Christian Friedli: Duggingen hatte bereits vor Jahren den Austritt geprüft, stellte aber im Rechtsgutachten fest, dass man dem Aktionärsbindungsvertrag kaum entrinnen kann. Das Unbehagen wurde nicht kleiner. Deswegen weigerte sich Duggingen, die 2008 von der Kelsag zugestellten Abnahmeverträge zu unterzeichnen. Als sich später Duggingen beim Geschäftsführer bei der Kelsag beschwerte, dass der Verwaltungsrat die Sperrgut-Sammlung – und erst noch mitten im Jahr – einstellen liess, witterte Duggingen eine Chance, sich von den Fesseln der Kelsag zu lösen. Vom Kelsag-Geschäftsführer bekamen wir nämlich zu hören, dass wir keine Ansprüche stellen könnten, da wir die jeweiligen Verträge nicht unterzeichnet hatten. In der Konsequenz teilte der Dugginger Gemeinderat dem Verwaltungsrat der Kelsag mit, dass er ab 2016 auf alle Dienstleistungen der Kelsag verzichten und selber eine Unternehmung mit dem Einsammeln des Mülls beauftragen wird.
Warum kam es in der Folge zu einem Verfahren vor dem Schiedsgericht und nicht zu einer einvernehmlichen Lösung?
Christian Friedli: Der Verwaltungsrat beharrte auf seinem Standpunkt, dass sich Duggingen beugen soll. Die Kelsag versuchte über das Amt für Umwelt und über das interkantonale Abkommen zu erreichen, dass die KVA Basel den Müll aus Duggingen nicht annimmt. Wir fanden aber eine indirekte Anlieferungsmöglichkeit, die den übergeordneten Bestimmungen nicht widerspricht, wie sich nun auch im Gerichtsverfahren bestätigte. Der Dugginger Gemeinderat wollte den Steuerzahlern nicht weiter zumuten, nur der Kelsag zuliebe höhere Abfallgebühren zahlen zu müssen. Mit der auf die Gemeinde zugeschnittenen Lösung konnten die Gebühren nämlich von Fr. 2.20 auf Fr. 2.– und dann auf Fr. 1.60 gesenkt werden. Die Kelsag hat inzwischen zwar ihre Gebühren auch auf Fr. 1.70 gesenkt, doch nur dank den Rückvergütungen der KVA. Sind diese aufgebraucht, wird die Kelsag ihre Gebühren wohl wieder erhöhen. Dem Verwaltungsrat war es offensichtlich gelungen, den Gemeinderat von Büsserach für seine Dienste einzuspannen. Denn weil nur Aktionäre und eben nicht der Verwaltungsrat klageberechtigt sind, trat Büsserach als Klägerin gegen Duggingen auf. Mit dem Resultat, dass Büsserach nun auch die Kosten zu tragen hat. Die Anwalts- und Gerichtskosten belaufen sich auf knapp 40000 Franken. Das müssen wohl die Steuerzahler von Büsserach berappen, denn an der Generalversammlung der Kelsag war nie zur Sprache gekommen, dass sich die Kelsag oder die anderen Aktionärsgemeinden an diesen Kosten beteiligen.

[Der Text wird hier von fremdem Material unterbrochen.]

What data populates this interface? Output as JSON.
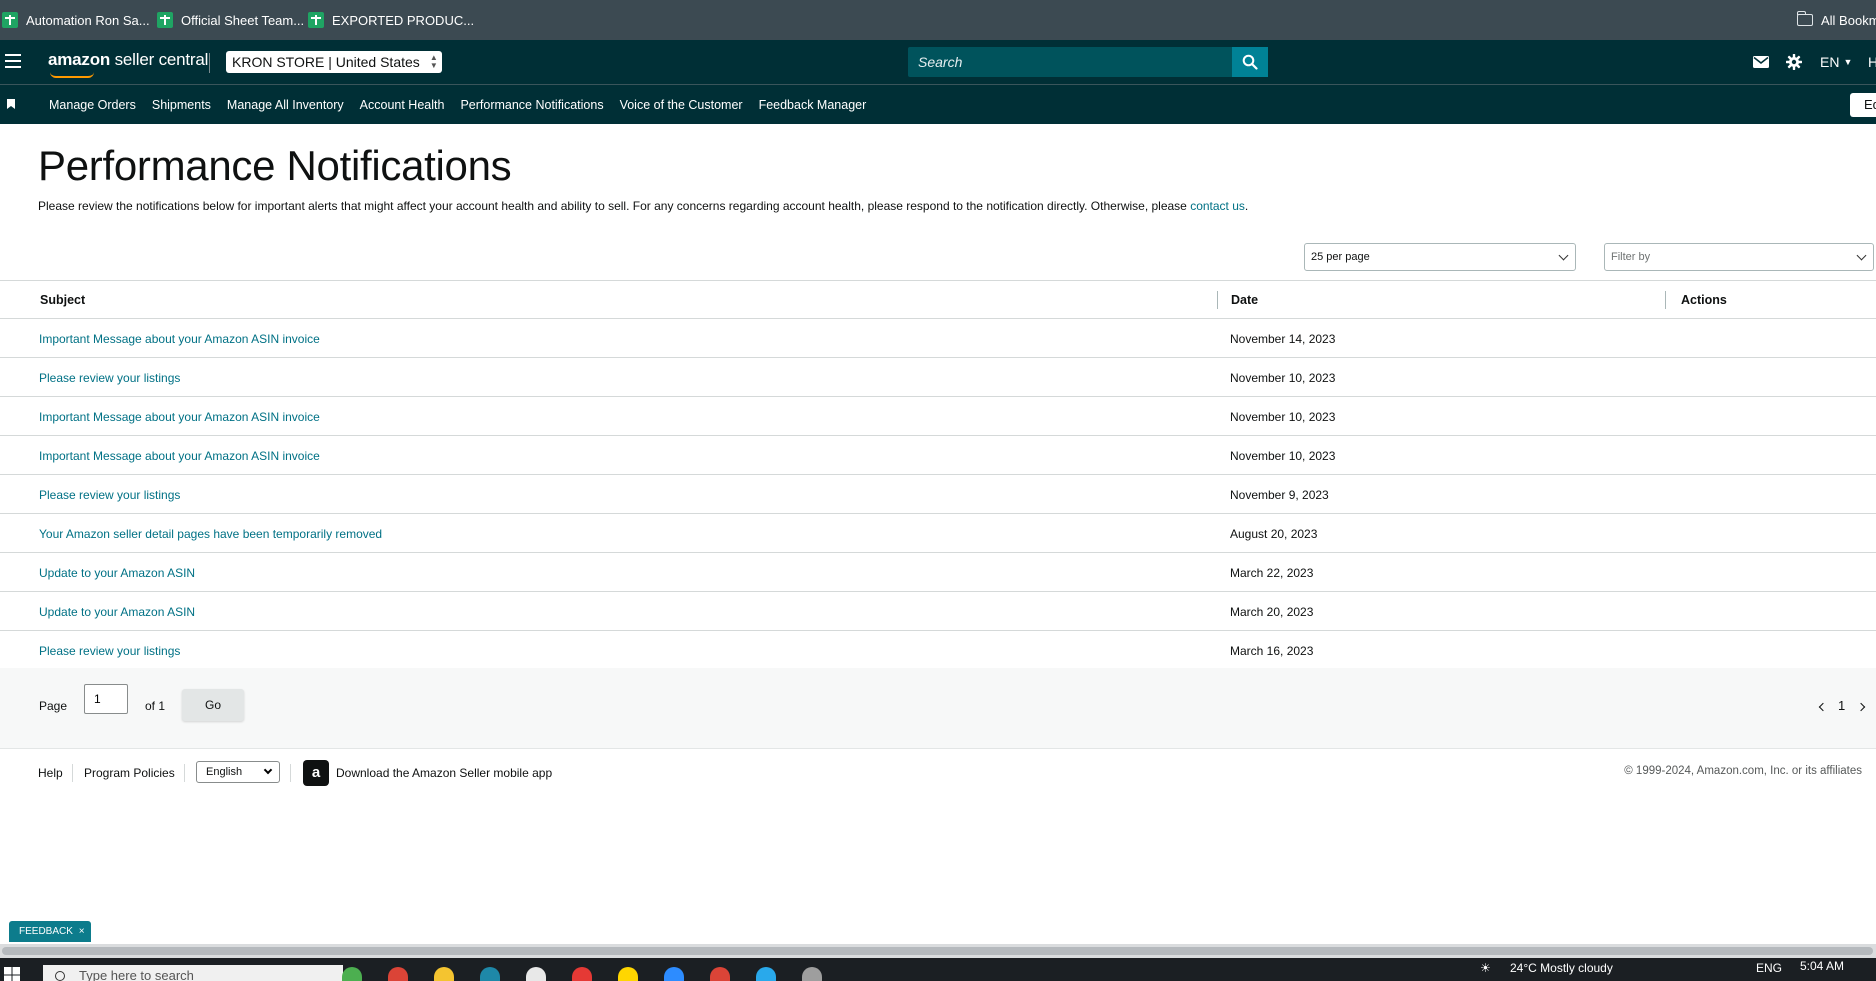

Peter Tschudin: Das ist eine bizarre Situation, wir haben nämlich überhaupt keine Differenzen mit Büsserach. Unsere Kritik hatte sich gegen den Verwaltungsrat der Kelsag gerichtet unter der Leitung von Germann Wiggli, alt Gemeindepräsident von Seewen.

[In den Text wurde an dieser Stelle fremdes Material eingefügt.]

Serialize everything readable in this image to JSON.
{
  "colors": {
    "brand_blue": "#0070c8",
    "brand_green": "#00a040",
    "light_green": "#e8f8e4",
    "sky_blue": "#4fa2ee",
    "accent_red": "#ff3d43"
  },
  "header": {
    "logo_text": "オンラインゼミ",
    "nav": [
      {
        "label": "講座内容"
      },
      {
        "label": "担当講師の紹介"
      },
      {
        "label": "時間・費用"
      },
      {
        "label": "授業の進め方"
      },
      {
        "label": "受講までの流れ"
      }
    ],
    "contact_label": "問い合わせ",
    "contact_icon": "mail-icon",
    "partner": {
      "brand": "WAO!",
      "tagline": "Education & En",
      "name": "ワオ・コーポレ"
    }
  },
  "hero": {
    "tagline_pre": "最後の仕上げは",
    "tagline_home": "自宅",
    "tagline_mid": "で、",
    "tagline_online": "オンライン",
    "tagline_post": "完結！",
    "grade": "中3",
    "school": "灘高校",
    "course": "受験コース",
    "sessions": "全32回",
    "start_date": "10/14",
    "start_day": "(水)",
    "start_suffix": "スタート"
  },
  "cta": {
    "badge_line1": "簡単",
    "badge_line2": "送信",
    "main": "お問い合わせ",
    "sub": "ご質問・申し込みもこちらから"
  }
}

Doch im Verwaltungsrat der Kelsag sitzt auch der Gemeindepräsident von Büsserach. Das Schiedsgericht hat nun entschieden, dass Duggingen zwar Mitglied der Kelsag ist, aber selbst bestimmen darf, welches Unternehmen den Müll einsammelt. Was bedeutet dies für die Zukunft der Kelsag?
Christian Friedli: Wir hatten uns während des Verfahrens an das vereinbarte Stillschweigen gehalten. Jetzt haben wir alle Gemeinden der Kelsag über die geklärten Streitpunkte informiert und auch bereits einzelne Rückmeldungen erhalten, wonach man uns dazu gratuliert, dass wir im Kampf um die Gemeindeautonomie nicht eingeknickt sind.
Peter Tschudin: Wir hoffen für die Kelsag, dass nun eine neue Auslegeordnung gemacht wird, die Gelegenheit beim Schopf gepackt und visionäre Lösungen zu den absehbaren Problemen im Bereich Abfall erarbeitet werden.